Dans le régime général des cessions et
concessions pour favoriser la colonisation (décret du 13 Janvier 1947),
les compétences étaient dévolues au gouverneur
général, pour autant que la superficie à concéder
ou à céder n'excédaient pas 5 hectares, si la destination
était résidentielle et 100 hectares pour une destination agricole
ou d'élevage, ce régime était limité aux terres
rurales et l'acte de concession ou de cession ne pouvait intervenir
qu'après occupation provisoire et une mise en valeur au moins partielle.
Le régime du décret après avis du conseil colonial
constituait un quatrième degré de compétence. Le
cinquième niveau de compétence en la matière était
constitué par obligation d'un décret subordonné au
dépôt préalable au projet de convention sur le bureau des
chambres législatives, pour octroyer des cessions de plus de
100 000 hectares, pour des concessions des superficies excédant
25 000 hectares consentie pour une durée supérieur à
30 ans.
En fin, le sixième niveau de compétence, la Loi
seule pouvait octroyer des cessions impliquant une aliénation de
souveraineté (rectification des frontières) ou autoriser des
dispositions spéciales de cession d'exploitation des services publics
(transport) qui impliquent une charge financière pour l'Etat.
Quant aux règles de fond, elles avaient essentiellement
comme but d'obliger le pouvoir concédant à subordonner la
validité des actes de cession ou de concession à la
présence dans ces actes des certaines closes de rachat et la
nomenclature des cas de déchéances.
Le régime juridique esquissé, ne s'appliquait
pas aux terres dites « indigènes » car,
parallèlement au régime foncier applicable aux terres domaniales
et intéressant les non indigènes, toute une législation
s'était développée, destiner à faire respecter le
droit d'occupation des « indigènes » et à
organiser un régime de propriété pour ces derniers.

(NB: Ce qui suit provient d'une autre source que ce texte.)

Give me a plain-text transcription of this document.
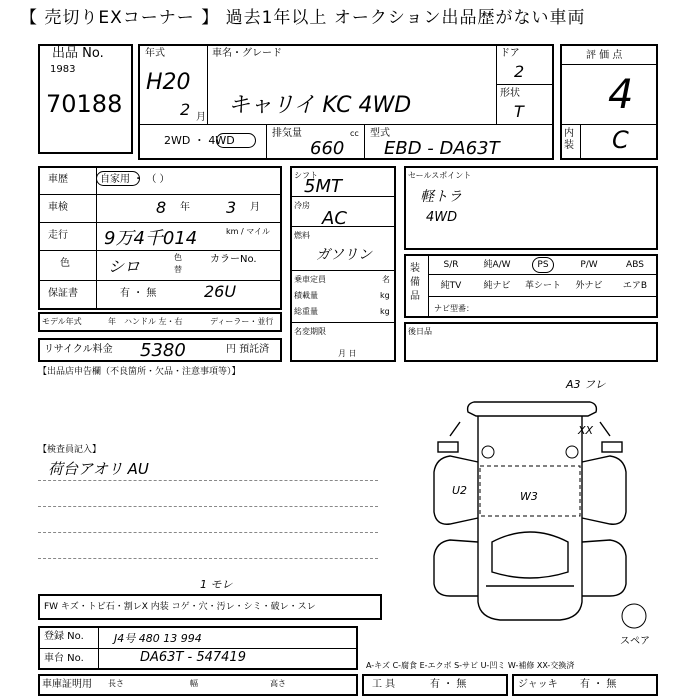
【 売切りEXコーナー 】 過去1年以上 オークション出品歴がない車両
出品 No.
1983
70188
年式
H20
2 月
車名・グレード
キャリイ KC 4WD
ドア
2
形状
T
2WD ・ 4WD
排気量	cc
660
型式
EBD - DA63T
評 価 点
4
内 装 C
車歴	自家用 ・ （ ）
車検	8 年 3 月
走行 9万4千014	km / マイル
色 シロ	色替
カラーNo.
保証書	有 ・ 無	26U
モデル年式	年 ハンドル 左・右	ディーラー・並行
リサイクル料金 5380	円 預託済
シフト
5MT
冷房
AC
燃料
ガソリン
乗車定員	名
積載量	kg
総重量	kg
名変期限
月 日
セールスポイント
軽トラ
4WD
装備品
S/R	純A/W	PS	P/W	ABS
純TV	純ナビ	革シート	外ナビ	エアB
ナビ型番：
後日品
【出品店申告欄（不良箇所・欠品・注意事項等）】
【検査員記入】
荷台アオリ AU
A3 フレ
XX
U2	W3
スペア
1 モレ
FW キズ・トビ石・割レX 内装 コゲ・穴・汚レ・シミ・破レ・スレ
登録 No.	J4号 480 13 994
車台 No.	DA63T - 547419
A-キズ C-腐食 E-エクボ S-サビ U-凹ミ W-補修 XX-交換済
車庫証明用 長さ	幅	高さ	工 具	有 ・ 無	ジャッキ 有 ・ 無
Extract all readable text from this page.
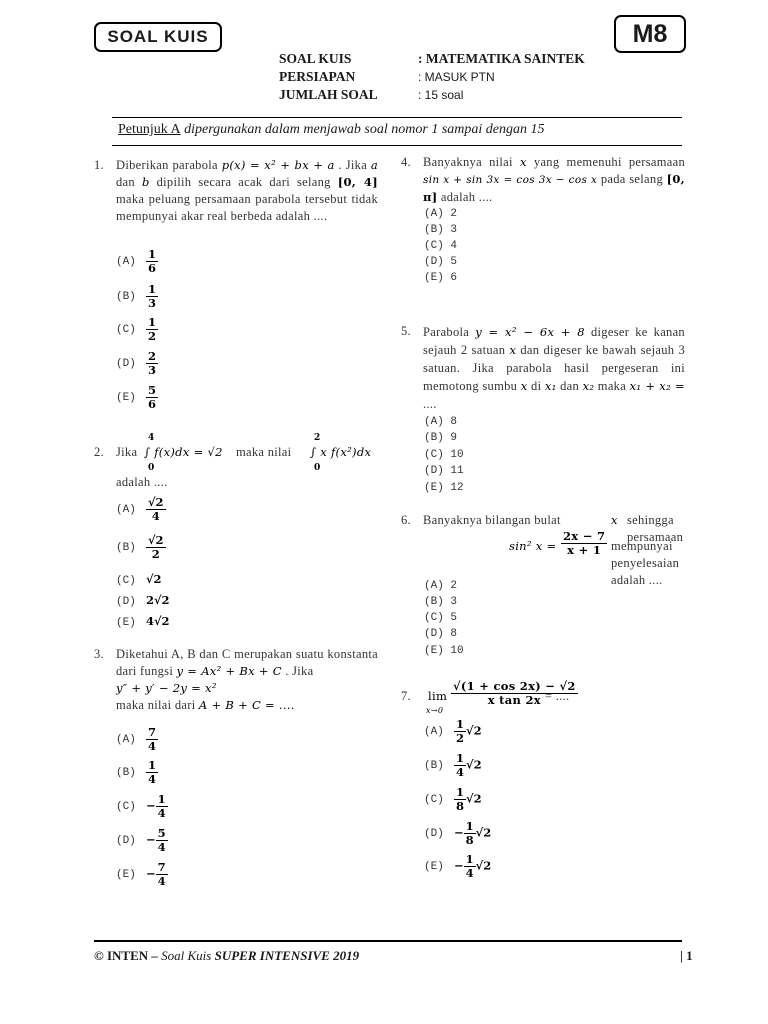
SOAL KUIS	M8
SOAL KUIS	: MATEMATIKA SAINTEK
PERSIAPAN	: MASUK PTN
JUMLAH SOAL	: 15 soal
Petunjuk A dipergunakan dalam menjawab soal nomor 1 sampai dengan 15
1. Diberikan parabola p(x) = x² + bx + a . Jika a dan b dipilih secara acak dari selang [0, 4] maka peluang persamaan parabola tersebut tidak mempunyai akar real berbeda adalah ....
$(A) \frac{1}{6}$
$(B) \frac{1}{3}$
$(C) \frac{1}{2}$
$(D) \frac{2}{3}$
$(E) \frac{5}{6}$
2. Jika
4
∫ f(x)dx = √2
0
maka nilai
2
∫ x f(x²)dx
0
adalah ....
$(A) \frac{√2}{4}$
$(B) \frac{√2}{2}$
(C) √2
(D) 2√2
(E) 4√2
3. Diketahui A, B dan C merupakan suatu konstanta dari fungsi y = Ax² + Bx + C . Jika
y″ + y′ − 2y = x²
maka nilai dari A + B + C = ....
$(A) \frac{7}{4}$
$(B) \frac{1}{4}$
$(C) - \frac{1}{4}$
$(D) - \frac{5}{4}$
$(E) - \frac{7}{4}$
4. Banyaknya nilai x yang memenuhi persamaan sin x + sin 3x = cos 3x − cos x pada selang [0, π] adalah ....
(A) 2
(B) 3
(C) 4
(D) 5
(E) 6
5. Parabola y = x² − 6x + 8 digeser ke kanan sejauh 2 satuan x dan digeser ke bawah sejauh 3 satuan. Jika parabola hasil pergeseran ini memotong sumbu x di x₁ dan x₂ maka x₁ + x₂ = ....
(A) 8
(B) 9
(C) 10
(D) 11
(E) 12
6. Banyaknya bilangan bulat	x sehingga persamaan
sin² $x = \frac{2x - 7}{x + 1}$ mempunyai penyelesaian adalah ....
(A) 2
(B) 3
(C) 5
(D) 8
(E) 10
7.	lim
x→0
$\frac{√(1 + \cos 2x) - √2}{\text{x tan 2x}}$
= ....
$(A) \frac{1}{2} √2$
$(B) \frac{1}{4} √2$
$(C) \frac{1}{8} √2$
$(D) - \frac{1}{8} √2$
$(E) - \frac{1}{4} √2$
© INTEN – Soal Kuis SUPER INTENSIVE 2019	| 1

Les premières tentatives de modifier les règles
ci-dessus rappelées, datent de 1966 avec l'ensemble des dispositions
communément connues sous la dénomination de « Loi
Bakajika » l'objet avoué de ce texte était de redonner
à l'Etat la plénitude de ses droits sur les terres domaniales en
annulant notamment le pouvoir de céder ou de concéder les terres
domaniales, qui avait été attribué à certaines
comités comme la C.N.Ki et la C.S.K. Dans la même optique de lutte
contre le pouvoir concédant concurrent t compagnies qui avaient
bénéficiées des grandes concessions ou cessions et y
abusaient de leur droit en gelant les terres au mépris de
l'intérêt général, sont intervenues la Loi
constitutionnelle n°71/008 du 31 Décembre 1971 et la Loi
n°71/009 du 31 Décembre 19971.
Néanmoins, le bouleversement opéré dans
ce domaine par la consécration constitutionnelle du principe
« la propriété de l'Etat sur le sol » ne fut
pas pleinement opérationnelle malgré les nombreuses modifications
intervenues dans les mesures d'exécution. C'est ainsi que la Loi
n°73-021 du 20 Juillet 1973 portant régime général
des biens, régime foncier et immobilier et régime de
sûreté telle que modifiée et complétée par la
Loi n°80-008 du 18 Juillet 1980 est intervenue pour harmoniser et lever
l'équivoque sur la gestion en la matière. Notons par la suite que
parmi les idées forces qui constituent la trame, nous retrouvons une
uniformisation du droit foncier en domanialisant toutes les terres et en ce
compris les terres naguères dites « terres
indigènes ».
C'est cette Loi qui fixe les modalités
générales sur la gestion des dépendances du domaine public
en RDC, il se dégage cependant, dans l'exécution de ladite Loi,
des écarts et des irrégularités, que nous essayerons
d'analyser chemin faisant dans le présent travail surtout en ce qui nous
concerne dans la ville de ville de Lubumbashi.